Networks, they are the lifeline of modern systems and they are the bane of many owners and contractors! I’m not going to solve world hunger with this article but I will promise that you will leave here with a the Network Fundamentals that you need in order to do your job!
In this post I will explain to the you:
- Network Terminology
- An overview of Network devices.
- An overview of Network topologies.
Each one of the topics will be discussed in greater detail in future posts.
- Network-A network of data processing nodes that are interconnected for the purpose of data communication.
- Physical Topology-The placement of the network’s various components, including device location and cable installation
- Logical Topology- How data flows within a network, regardless of its physical design.
- Router-A device that forwards data packets between computer networks (Typically an OSI layer 3 device).
- Switch- A computer networking device that connects network segments or network devices (Typically an OSI layer 2 device).
- Intranet- A computer network that uses Internet Protocol technology to share information, operational systems, or computing services within an organization
- Internet-A global system of interconnected computer networks that use the standard Internet protocol suite
- WAN-A computer network that covers a broad area.
- LAN-A computer network that interconnects computers in a limited area.
- Ports- These are essentially the roads that different protocols travel. Envision the network to being a giant city and the ports being the highways leading out of that city.
An overview of Network Devices
A switch communicates locally on a subnet. While there are some switches that can communicate as a Level 3 OSI device (thus crossing subnets), I will be speaking about the level 2 OSI devices that communicate between nodes on a local subnet. A node is a device or a port on a switch. See below for an example of a switch:
A router exists to communicate data between networks. A router will have an internal “routing table” and will learn where other devices are in order to facilitate rapid communication.
Servers come in many forms from file storage servers that, you guessed it, store files, to specialized application servers that run algorithms for customized software. Typically servers come in the “flat” rack mounted format, but they can be housed in desktop PC frames also. Typically a server will either run a Microsoft Server Operating System (OS) or a Unix/Linux OS.
A firewall blocks incoming messages by either filtering message traffic, closing ports, or utilizing authenticated logins.
A wireless access point extends the range of your 802.11 wireless network. Network designers often find the most effective way to spread their wireless network is through WAP’s. Wireless routers need a hardwired CAT 5/6 connection and wireless routing standards have different ranges and limitations .
An overview of Network Topologies
In order for a network to communicate, it must have devices on a communication media that are cable of sending and receiving similar messages from one another. I will demonstrate the two key network topologies:
- Local Area Network
- Wide Area Network
Example 1: Local Area Network , possibly Intranet.
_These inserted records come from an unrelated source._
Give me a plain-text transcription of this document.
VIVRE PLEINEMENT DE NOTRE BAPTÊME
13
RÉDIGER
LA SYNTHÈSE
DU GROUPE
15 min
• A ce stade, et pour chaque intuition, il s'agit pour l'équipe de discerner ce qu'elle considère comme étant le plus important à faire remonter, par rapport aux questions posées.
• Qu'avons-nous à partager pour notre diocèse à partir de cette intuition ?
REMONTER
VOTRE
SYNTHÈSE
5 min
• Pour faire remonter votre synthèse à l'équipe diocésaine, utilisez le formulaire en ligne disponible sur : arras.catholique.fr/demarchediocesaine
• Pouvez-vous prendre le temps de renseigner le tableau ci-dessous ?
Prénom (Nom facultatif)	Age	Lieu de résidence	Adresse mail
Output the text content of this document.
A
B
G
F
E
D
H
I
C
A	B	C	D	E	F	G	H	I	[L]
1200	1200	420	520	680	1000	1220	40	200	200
Below you see personal computers (PC’s) connected to a file server. As you may know, if you read my article on TCP/IP, a file server utilizes the FTP protocol across TCP/IP. This means it is a connection based protocol. When data is needed from a PC, the PC sends a TCP request to the file server and the file server creates a FTP transfer across TCP/IP to or from the device.
Example 2: Local Area Network, Multiple Subnets
In this example, you see a cluster of PC’s existing on their own subnets. A subnet is essentially a sub-network and is a way to isolate networks and preserve IP addresses. I will discuss subnets and IP address classes in further detail in my article about subnetting. As you can see there are multiple networks. Each network communicates through a router and a firewall. A router routes the messages between subnets and a firewall provides security by filtering or rejecting certain network traffic.
What is a network?
How do they work?
You should now be able to answer those questions. With Building Automation companies moving their products to the cloud and adding IP capabilities to their products the need for understanding networking is becoming critical!